Non solo acquisti e cessioni però, perché a tenere banco in casa Lupa è anche la questione impianto. Le intenzioni iniziali dei castellani erano sicuramente quelle di restare a Frascati ma “da parte delle istituzioni non c’è stata la volontà di venire incontro alle esigenze del nostro progetto” ci dice Pietro Rosato, il dg della società giallorossa.

“Dopo le elezioni comunali non ci è arrivata nessuna chiamata da parte della nuova giunta e niente si è mosso.
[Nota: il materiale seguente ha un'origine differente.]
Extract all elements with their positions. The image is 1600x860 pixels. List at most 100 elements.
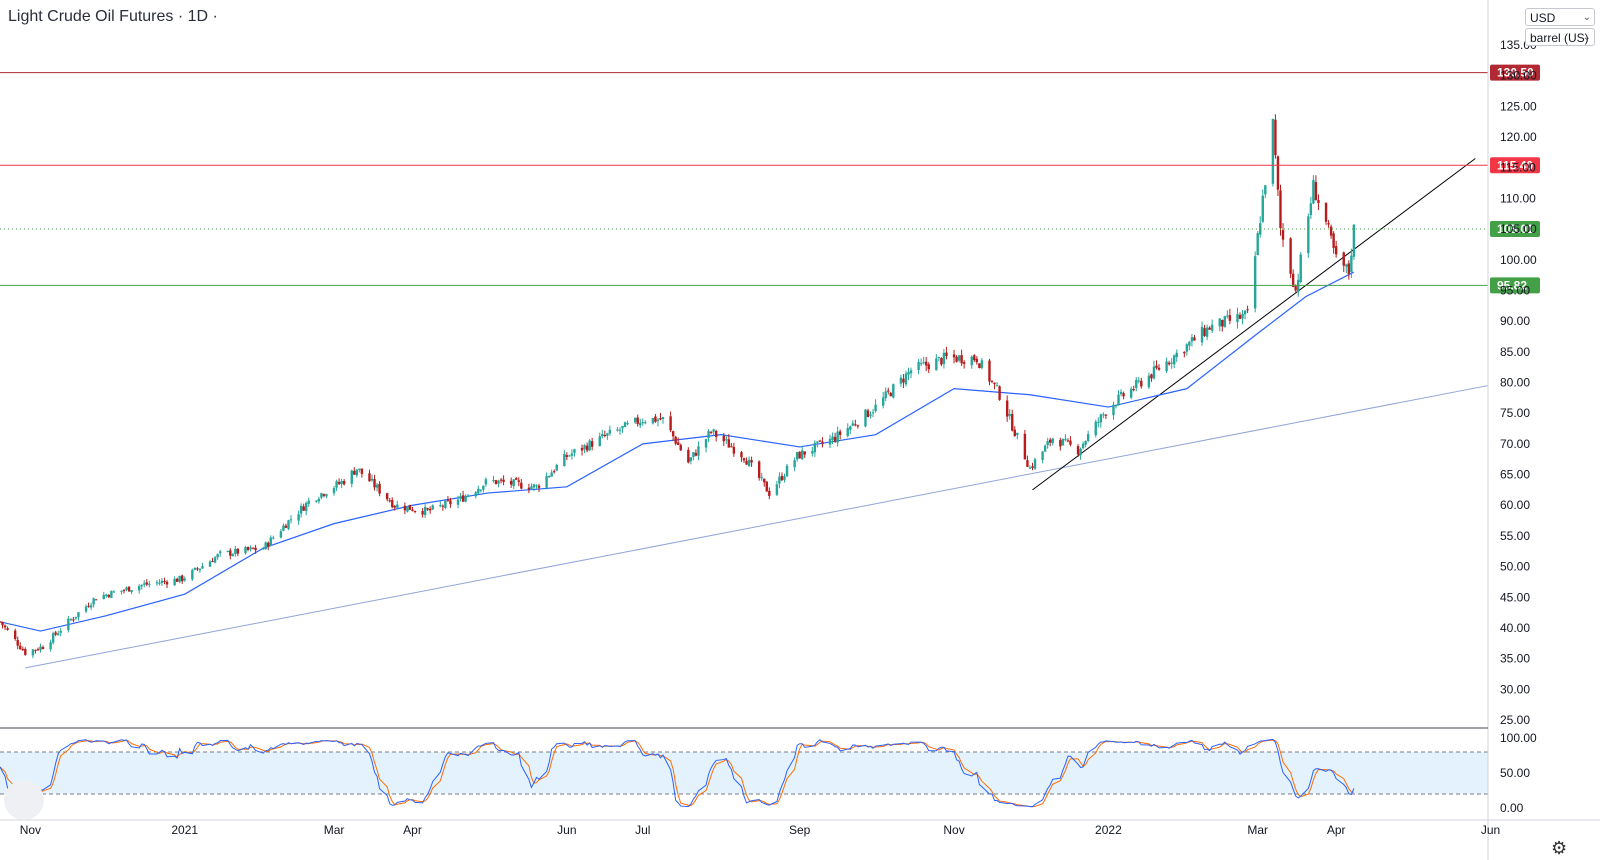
candle-body bbox=[429, 508, 432, 511]
candle-body bbox=[193, 567, 197, 570]
candle-body bbox=[320, 493, 323, 498]
candle-body bbox=[1175, 352, 1178, 358]
candle-body bbox=[1221, 319, 1224, 327]
candle-body bbox=[1117, 394, 1120, 405]
candle-body bbox=[173, 578, 176, 586]
candle-body bbox=[606, 433, 609, 436]
candle-body bbox=[497, 480, 500, 484]
gear-icon[interactable]: ⚙ bbox=[1551, 838, 1568, 858]
candle-body bbox=[1190, 337, 1194, 342]
candle-body bbox=[322, 494, 326, 496]
candle-body bbox=[707, 431, 710, 439]
candle-body bbox=[261, 548, 265, 550]
candle-body bbox=[570, 453, 574, 456]
candle-body bbox=[687, 449, 690, 463]
candle-body bbox=[332, 488, 336, 494]
candle-body bbox=[102, 594, 105, 599]
candle-body bbox=[750, 460, 753, 463]
candle-body bbox=[621, 426, 624, 429]
candle-body bbox=[254, 547, 257, 551]
unit-selector[interactable]: barrel (US) ⌄ bbox=[1525, 28, 1595, 46]
candle-body bbox=[464, 496, 467, 502]
candle-body bbox=[765, 481, 768, 492]
candle-body bbox=[940, 357, 943, 365]
candle-body bbox=[618, 429, 622, 431]
candle-body bbox=[798, 451, 801, 459]
candle-body bbox=[899, 377, 903, 384]
candle-body bbox=[831, 436, 834, 441]
candle-body bbox=[251, 547, 255, 549]
candle-body bbox=[623, 422, 627, 428]
candle-body bbox=[641, 422, 644, 424]
candle-body bbox=[527, 487, 531, 490]
candle-body bbox=[801, 450, 804, 460]
x-tick-label: Jun bbox=[557, 823, 576, 837]
price-level-label: 105.01 bbox=[1497, 222, 1534, 236]
candle-body bbox=[1152, 366, 1156, 379]
candle-body bbox=[803, 451, 806, 455]
y-tick-label: 45.00 bbox=[1500, 590, 1530, 604]
candle-body bbox=[942, 352, 946, 364]
candle-body bbox=[1327, 223, 1330, 225]
candle-body bbox=[426, 508, 429, 510]
candle-body bbox=[431, 505, 434, 510]
moving-average-line bbox=[0, 271, 1355, 632]
candle-body bbox=[1345, 264, 1348, 267]
candle-body bbox=[378, 483, 381, 494]
candle-body bbox=[854, 424, 857, 426]
candle-body bbox=[1271, 118, 1275, 184]
candle-body bbox=[608, 429, 612, 434]
candle-body bbox=[393, 505, 396, 508]
candle-body bbox=[423, 506, 427, 516]
candle-body bbox=[41, 647, 45, 650]
candle-body bbox=[917, 361, 920, 370]
candle-body bbox=[1140, 380, 1143, 387]
candle-body bbox=[520, 482, 523, 489]
trendline bbox=[25, 385, 1489, 669]
candle-body bbox=[1264, 185, 1267, 195]
candle-body bbox=[155, 582, 159, 584]
x-tick-label: Sep bbox=[789, 823, 811, 837]
candle-body bbox=[1281, 230, 1285, 240]
candle-body bbox=[110, 591, 113, 598]
candle-body bbox=[391, 500, 394, 508]
candle-body bbox=[282, 525, 285, 531]
candle-body bbox=[712, 429, 715, 432]
y-tick-label: 35.00 bbox=[1500, 652, 1530, 666]
y-tick-label: 60.00 bbox=[1500, 498, 1530, 512]
candle-body bbox=[580, 447, 584, 451]
candle-body bbox=[49, 642, 52, 650]
candle-body bbox=[148, 583, 151, 585]
candle-body bbox=[1016, 432, 1019, 435]
candle-body bbox=[307, 500, 310, 504]
candle-body bbox=[644, 422, 647, 424]
candle-body bbox=[1324, 202, 1328, 222]
y-tick-label: 80.00 bbox=[1500, 376, 1530, 390]
chevron-down-icon: ⌄ bbox=[1582, 32, 1591, 43]
x-tick-label: Apr bbox=[1327, 823, 1346, 837]
candle-body bbox=[783, 476, 786, 480]
candle-body bbox=[689, 457, 693, 462]
x-tick-label: Mar bbox=[1247, 823, 1268, 837]
candle-body bbox=[828, 438, 832, 445]
candle-body bbox=[360, 468, 364, 474]
candle-body bbox=[937, 356, 941, 358]
candle-body bbox=[1066, 440, 1070, 442]
candle-body bbox=[196, 568, 199, 570]
candle-body bbox=[1064, 438, 1067, 440]
currency-selector[interactable]: USD ⌄ bbox=[1525, 8, 1595, 26]
candle-body bbox=[692, 452, 695, 458]
y-tick-label: 90.00 bbox=[1500, 314, 1530, 328]
candle-body bbox=[130, 590, 133, 592]
y-tick-label: 105.00 bbox=[1500, 222, 1537, 236]
candle-body bbox=[19, 645, 22, 650]
y-tick-label: 115.00 bbox=[1500, 161, 1536, 175]
candle-body bbox=[181, 575, 184, 582]
candle-body bbox=[1350, 255, 1353, 273]
candle-body bbox=[654, 416, 657, 422]
candle-body bbox=[358, 468, 361, 470]
candle-body bbox=[279, 531, 283, 538]
candle-body bbox=[626, 423, 629, 425]
candle-body bbox=[907, 371, 910, 375]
Noi abbiamo chiesto la possibilità di gestire l’Otto Settembre, provvedendo soprattutto al rifacimento del manto erboso, che in queste condizioni non può essere adatto alla serie D”.

“Siamo molto dispiaciuti – prosegue Rosato – perché quando una persona come il nostro presidente mette così tanto entusiasmo in un progetto, non è bello che passi inosservato”.

Pronto il trasloco dunque, che potrebbe portare la Lupa al “Fuso” di Ciampino. “Visto il lavoro fatto nell’ultima stagione, con la costruzione di un’immagine che ha connotato la Lupa nell’area di castelli, la soluzione Ciampino potrebbe essere ideale. Non c’è ancora nulla di certo, ma i tempi per gli accordi sono stretti, perché a fine mese dovremo presentare le documentazioni con indicato il terreno sul quale giocheremo”.

Si aspetta solo l’annuncio, poi, è proprio il caso di dirlo, la Lupa potrà decollare.